Under the watchful gaze of CHRE, it is, at first sight, a quicker and easier win for the GDC than grasping the more painful nettle of registrants talking up their act on websites and in-practice promotional material. With a big enough marketing budget, even a goose can start to look and sound like a swan and, with its stated intention of removing the courtesy title ‘Dr’, and stripping away the use of postgraduate qualifications, the GDC would simply move the point of impact into these other areas which are even less meaningful.

Do we really want patients choosing their dentist on the basis of who has the sexiest website? This is where we are heading unless the lunatics take annual leave from the asylum.

The supreme foolishness of the time and energy that is currently being spent on marginal issues like the title ‘Dr’ is best viewed from the perspective of what lies ahead. Creeping up over the horizon in the middle distance are two more developments of monumental potential significance – one of which, like the two topics discussed earlier in this column, will impact upon every dentist both private and NHS. It will also span both primary or secondary care, academia, research or administration/management. I refer to revalidation, the timeline for which the GDC has sensibly shifted back a little distally.

The second is the NHS reforms (in England and Wales) which cannot and should not be viewed in isolation.

Unintended consequences
The amusing thread running through all of this is that in a desperate attempt to ‘join up’ the governance, regulatory and quality assurance aspects of all these bits of the healthcare jigsaw, we see one example after another of collisions of intent and unintended consequences.

Practitioners are urged by the NHS contract, by CQC and by the GDC to follow the evidence base and guidelines.

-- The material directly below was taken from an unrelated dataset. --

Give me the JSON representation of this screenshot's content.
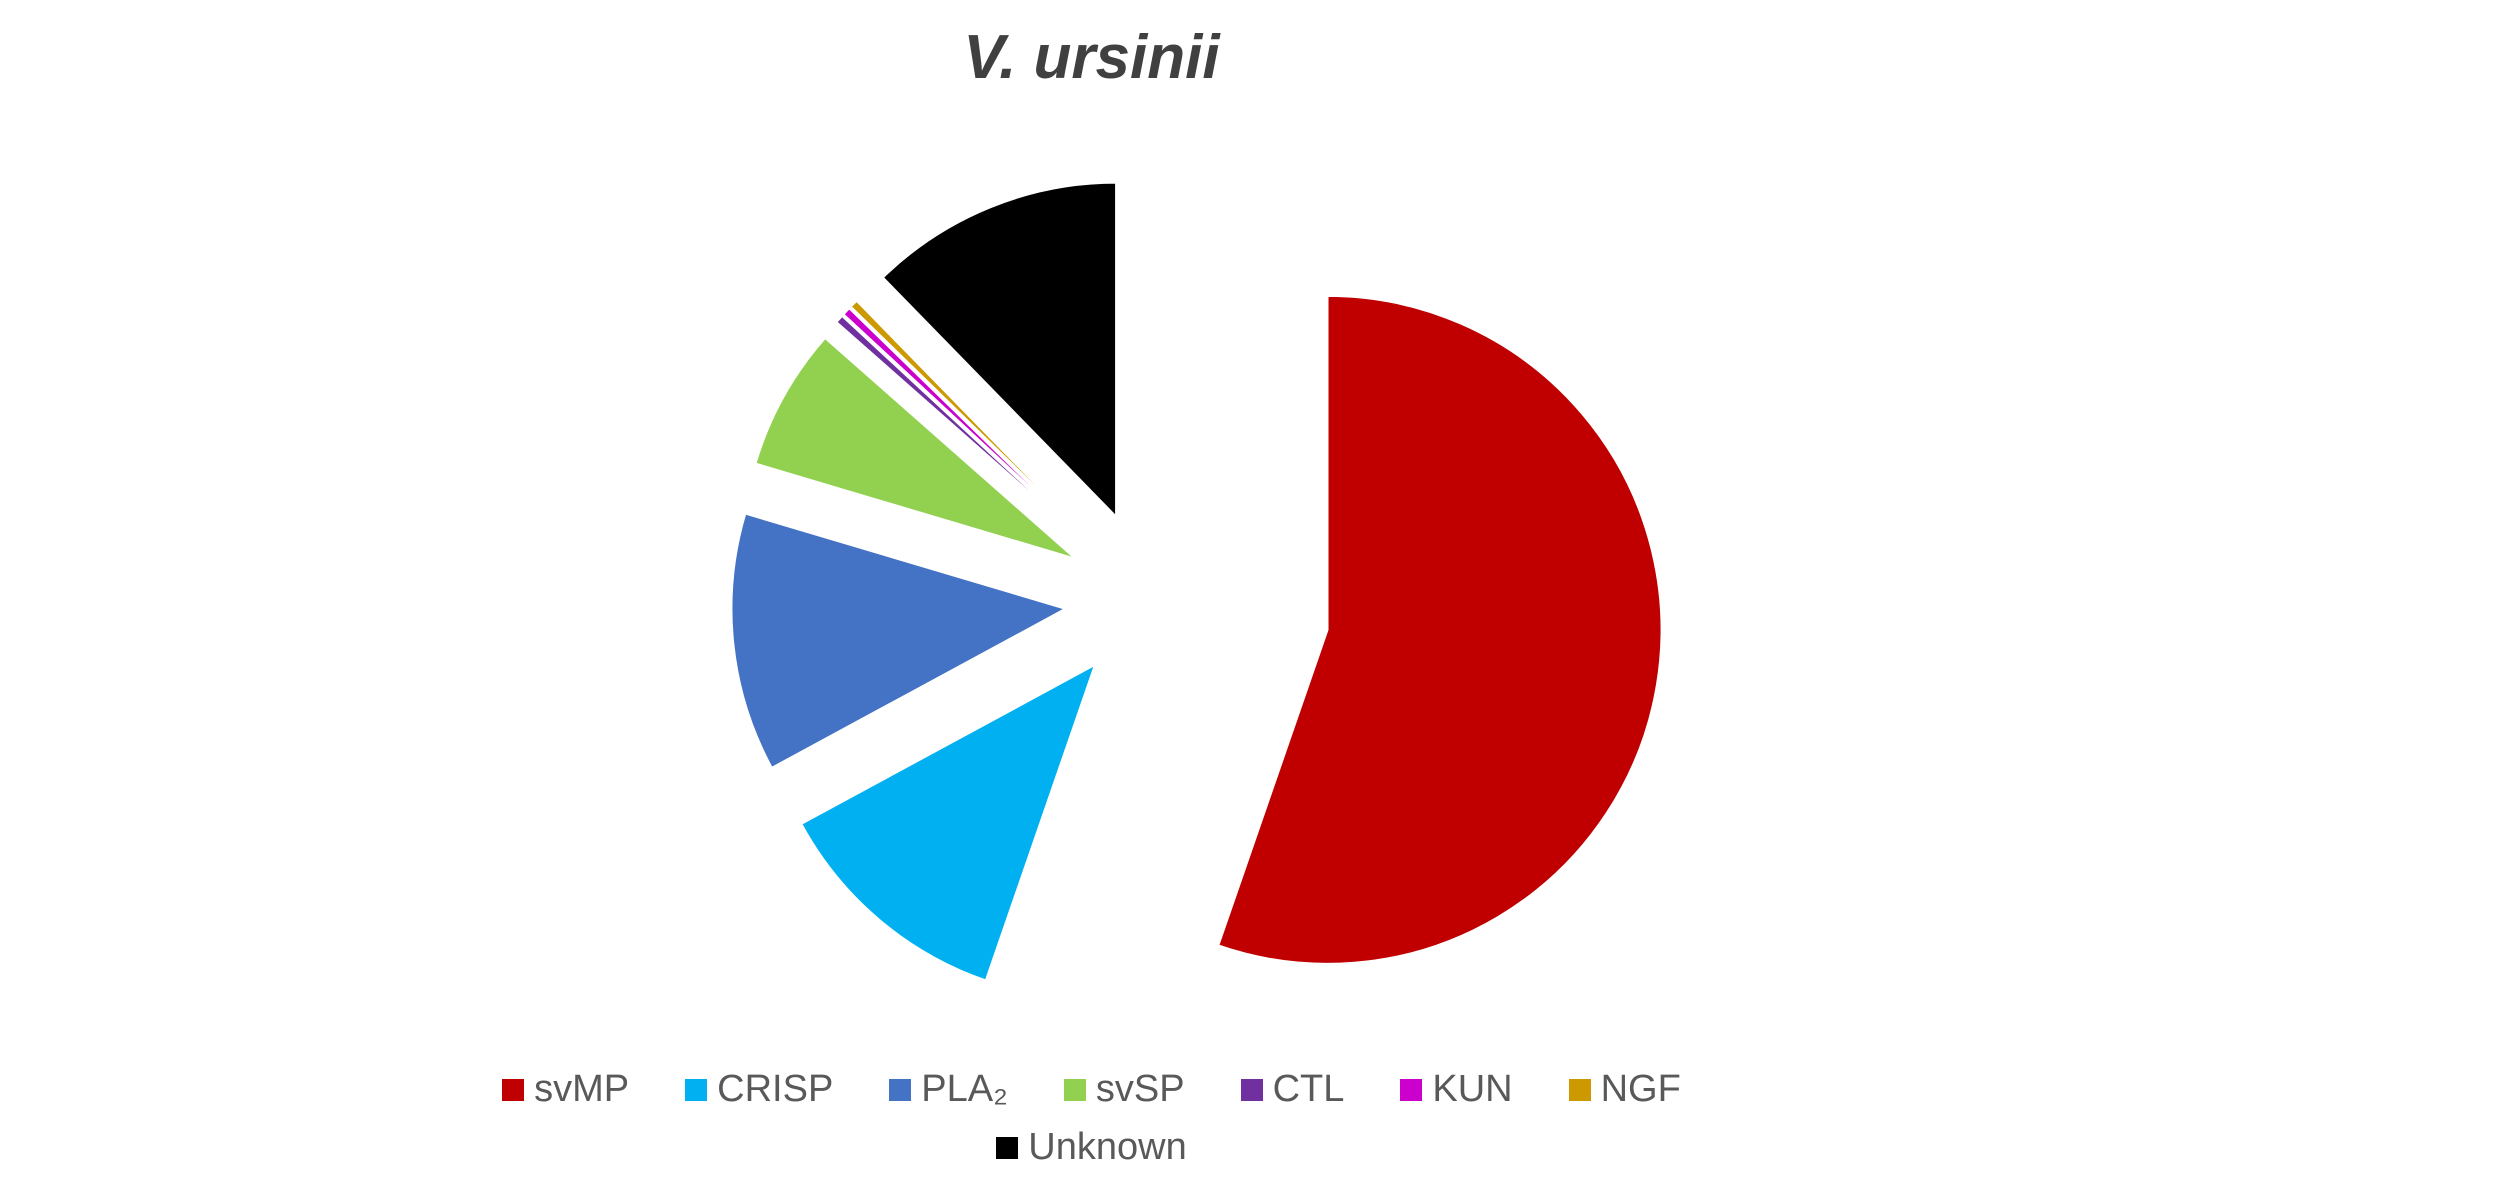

But many of the guidelines have no evidence base at all. Compliance with HTM 01-05 best practice, for example, will close some practices and force others to reduce their number of surgeries and, therefore, the amount of dental care that they can provide. The time and money invested in HTM 01-05 compliance, CQC registration and compliance, and (in due course) revalidation will be time and money that cannot be invested in other aspects of patient care, staff training, etc.

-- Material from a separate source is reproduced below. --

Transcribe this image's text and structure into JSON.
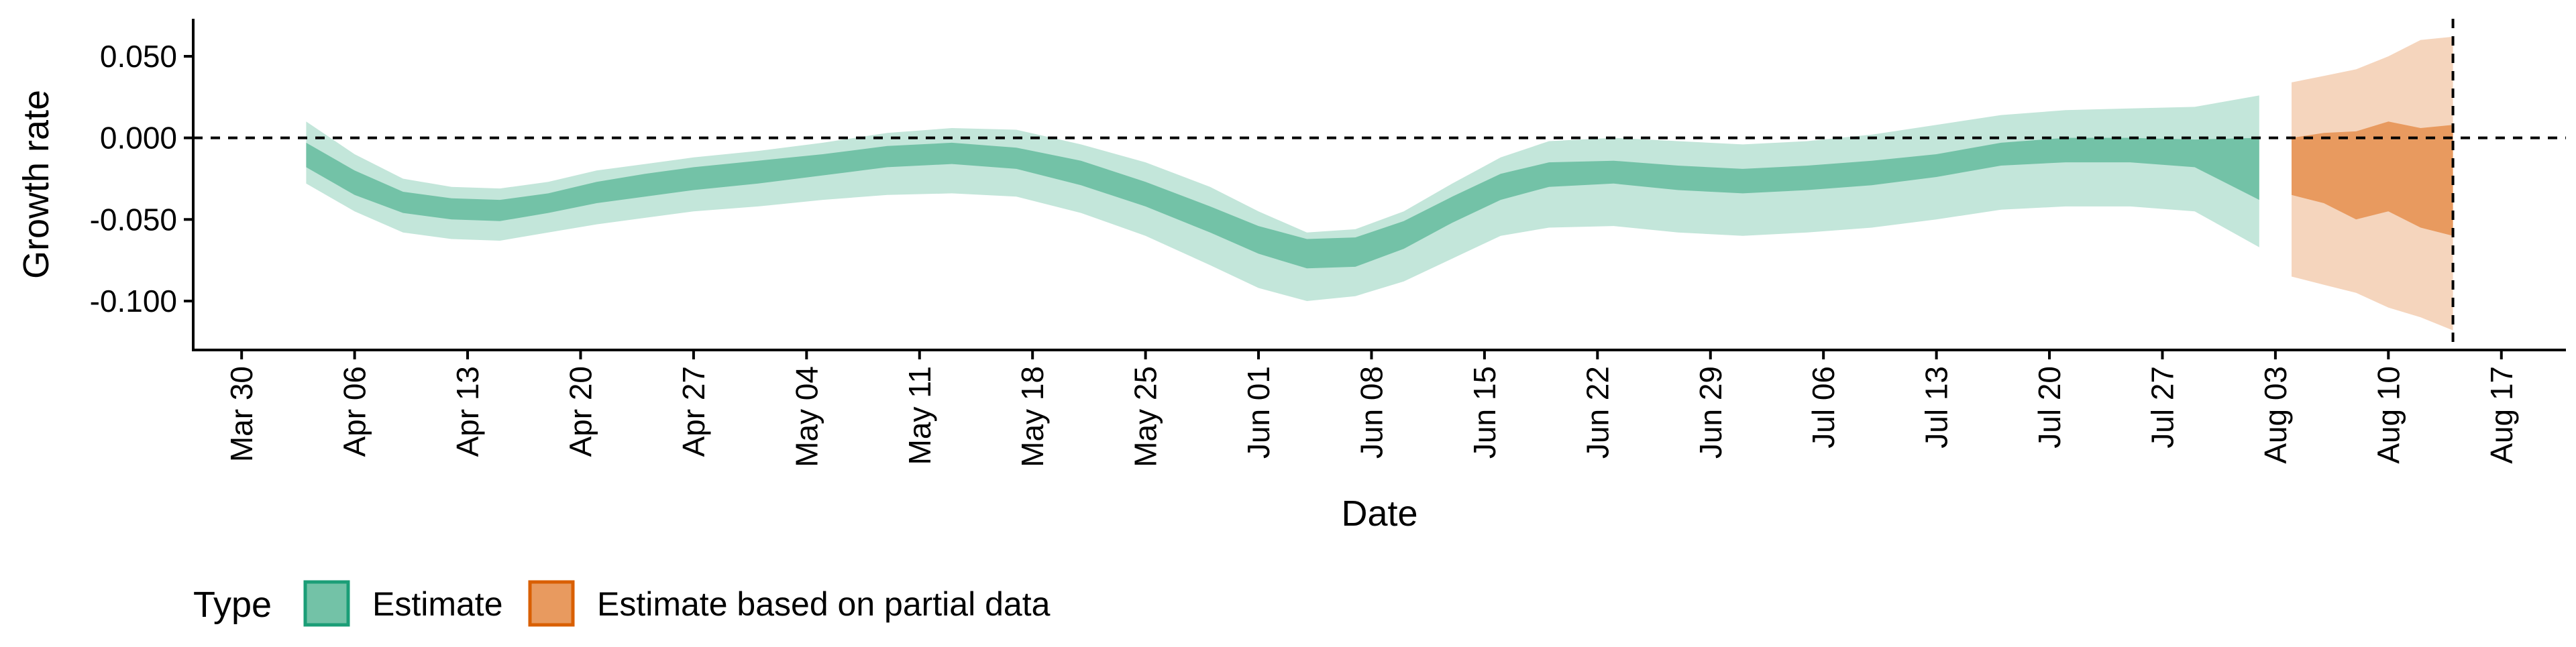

And some practices that have hitherto offered NHS services will discover it is no longer commercially viable to do so, and they will either go private or shut the door and head for the armchair of retirement instead of rearranging the deckchairs on the Titanic.

So, let us salute the masterminds who thought this all through, and suggest that they should keep their head down. It was Mark Twain who famously observed that it’s better to keep your mouth shut and be thought a fool than to open it and leave no doubt.